Low water at reservoir reflects prolonged dry spell in the area

The yellow-flowered American Lotus that you normally see blooming in masses above the water at Durham Cove on the north end of Marion Reservoir aren’t there this year.

Instead, great mud flats extend hundreds of feet beyond the water’s edge to where the normal pool level would be at bankside.

Traci Robb, park ranger, said the water level has definitely dipped to the lowest level of the last several years as the dry weather continues.

It may be the worst drought year since the reservoir was built, she added.

Robb said there is no danger of any water disruption due to drought for Hillsboro and Marion.

She said release of water into the Cottonwood River from the reservoir always is maintained for river movement, but there are no larger releases planned for communities downstream.

Water also is released continually from a “low flow tube” at the spillway as normal maintenance.

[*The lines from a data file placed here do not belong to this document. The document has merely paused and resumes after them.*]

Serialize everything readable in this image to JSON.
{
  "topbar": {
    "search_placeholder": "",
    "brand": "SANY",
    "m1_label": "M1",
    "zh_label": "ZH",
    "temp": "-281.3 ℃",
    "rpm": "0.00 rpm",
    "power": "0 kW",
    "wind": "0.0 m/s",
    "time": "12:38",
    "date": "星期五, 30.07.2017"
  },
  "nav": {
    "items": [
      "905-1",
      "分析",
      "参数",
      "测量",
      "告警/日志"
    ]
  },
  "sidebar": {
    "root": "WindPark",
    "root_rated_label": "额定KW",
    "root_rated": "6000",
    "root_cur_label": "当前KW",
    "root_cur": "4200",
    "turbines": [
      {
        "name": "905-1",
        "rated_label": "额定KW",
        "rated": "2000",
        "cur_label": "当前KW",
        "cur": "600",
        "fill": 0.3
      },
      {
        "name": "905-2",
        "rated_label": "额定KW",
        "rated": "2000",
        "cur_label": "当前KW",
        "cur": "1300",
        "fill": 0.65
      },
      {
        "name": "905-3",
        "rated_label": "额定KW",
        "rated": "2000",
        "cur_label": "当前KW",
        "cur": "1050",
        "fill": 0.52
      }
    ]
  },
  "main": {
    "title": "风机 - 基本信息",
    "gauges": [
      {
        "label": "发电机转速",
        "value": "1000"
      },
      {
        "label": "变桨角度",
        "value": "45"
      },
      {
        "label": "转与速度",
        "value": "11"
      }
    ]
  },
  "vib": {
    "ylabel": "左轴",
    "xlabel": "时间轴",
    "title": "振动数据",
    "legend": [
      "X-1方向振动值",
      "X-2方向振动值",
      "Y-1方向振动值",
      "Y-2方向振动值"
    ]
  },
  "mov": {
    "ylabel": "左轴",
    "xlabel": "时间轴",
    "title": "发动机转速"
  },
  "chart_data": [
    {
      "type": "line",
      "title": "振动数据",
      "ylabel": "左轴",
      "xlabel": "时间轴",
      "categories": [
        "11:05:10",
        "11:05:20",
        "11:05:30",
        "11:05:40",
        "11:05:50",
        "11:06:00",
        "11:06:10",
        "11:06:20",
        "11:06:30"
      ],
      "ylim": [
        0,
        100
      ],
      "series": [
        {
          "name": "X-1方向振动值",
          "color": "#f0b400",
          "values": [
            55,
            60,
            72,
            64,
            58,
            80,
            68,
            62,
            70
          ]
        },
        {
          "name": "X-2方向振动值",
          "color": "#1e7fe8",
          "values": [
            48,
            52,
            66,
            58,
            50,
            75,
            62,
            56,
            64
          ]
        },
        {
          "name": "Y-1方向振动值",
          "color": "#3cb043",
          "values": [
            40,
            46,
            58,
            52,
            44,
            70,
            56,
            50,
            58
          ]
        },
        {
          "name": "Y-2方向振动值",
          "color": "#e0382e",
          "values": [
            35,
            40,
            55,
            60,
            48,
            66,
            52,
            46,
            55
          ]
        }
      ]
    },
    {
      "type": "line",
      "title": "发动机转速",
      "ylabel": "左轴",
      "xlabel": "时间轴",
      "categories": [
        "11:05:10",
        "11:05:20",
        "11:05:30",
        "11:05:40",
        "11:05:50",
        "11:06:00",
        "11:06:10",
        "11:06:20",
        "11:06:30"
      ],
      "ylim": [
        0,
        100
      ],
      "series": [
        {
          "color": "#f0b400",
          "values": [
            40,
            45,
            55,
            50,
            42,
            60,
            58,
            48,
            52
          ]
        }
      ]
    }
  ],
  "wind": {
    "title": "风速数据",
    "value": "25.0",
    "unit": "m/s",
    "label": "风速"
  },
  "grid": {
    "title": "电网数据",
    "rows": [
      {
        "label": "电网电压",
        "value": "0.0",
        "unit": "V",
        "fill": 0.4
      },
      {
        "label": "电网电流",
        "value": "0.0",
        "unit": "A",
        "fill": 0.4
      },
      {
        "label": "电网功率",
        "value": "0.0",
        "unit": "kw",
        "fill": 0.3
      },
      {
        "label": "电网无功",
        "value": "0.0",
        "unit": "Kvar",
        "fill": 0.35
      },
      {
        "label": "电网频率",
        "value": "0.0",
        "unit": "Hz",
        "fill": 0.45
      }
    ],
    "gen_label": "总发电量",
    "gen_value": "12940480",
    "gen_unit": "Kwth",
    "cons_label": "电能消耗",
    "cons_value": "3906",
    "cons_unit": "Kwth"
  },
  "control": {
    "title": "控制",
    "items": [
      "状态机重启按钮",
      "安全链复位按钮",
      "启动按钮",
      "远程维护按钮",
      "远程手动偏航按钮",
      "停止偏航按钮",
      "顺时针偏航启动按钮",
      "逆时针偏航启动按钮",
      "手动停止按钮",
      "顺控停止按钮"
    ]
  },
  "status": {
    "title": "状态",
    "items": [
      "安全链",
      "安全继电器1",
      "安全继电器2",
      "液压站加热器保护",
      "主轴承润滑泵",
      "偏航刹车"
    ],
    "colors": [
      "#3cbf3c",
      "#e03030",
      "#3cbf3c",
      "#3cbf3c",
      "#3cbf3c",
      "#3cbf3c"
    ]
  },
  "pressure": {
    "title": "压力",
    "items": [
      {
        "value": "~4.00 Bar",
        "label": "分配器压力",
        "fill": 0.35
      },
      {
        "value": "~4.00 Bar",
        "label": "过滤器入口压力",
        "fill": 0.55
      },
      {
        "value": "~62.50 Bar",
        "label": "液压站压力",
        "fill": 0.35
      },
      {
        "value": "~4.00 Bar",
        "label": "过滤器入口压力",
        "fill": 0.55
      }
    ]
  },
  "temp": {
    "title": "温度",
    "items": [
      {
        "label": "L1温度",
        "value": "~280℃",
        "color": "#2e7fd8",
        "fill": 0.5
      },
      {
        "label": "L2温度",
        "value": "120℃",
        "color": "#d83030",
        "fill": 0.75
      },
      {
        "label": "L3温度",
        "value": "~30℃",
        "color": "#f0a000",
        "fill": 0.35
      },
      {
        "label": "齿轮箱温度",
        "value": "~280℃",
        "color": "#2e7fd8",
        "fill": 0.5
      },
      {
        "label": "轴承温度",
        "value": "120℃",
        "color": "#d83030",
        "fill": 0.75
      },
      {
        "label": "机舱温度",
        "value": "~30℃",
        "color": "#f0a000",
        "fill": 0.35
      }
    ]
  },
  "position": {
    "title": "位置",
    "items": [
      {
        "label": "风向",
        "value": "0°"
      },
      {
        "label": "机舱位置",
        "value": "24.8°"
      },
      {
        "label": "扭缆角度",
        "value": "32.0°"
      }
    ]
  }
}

“This also is a pretty shallow lake, so the results of dry weather show quickly,” she said.

Reservoirs with deep water go longer before the public starts noticing the drops.

There is no danger due to drought to the lake at this time, Robb said, adding, “We just hope for fall rains to replenish it.”

Head Park Ranger Terry Holt said the lake slowly keeps dropping. It was 2.5 feet below conservation level last week and 2.6 feet below this week.

Although the disappearance of lotus often is linked by speculation to the dry weather, Holt said rangers talking about it have decided nobody really knows why the colonies of plants on rhizomes that started from a single seed go away.

They just disappear from one cove after being there for years, and then appear again growing in another cove.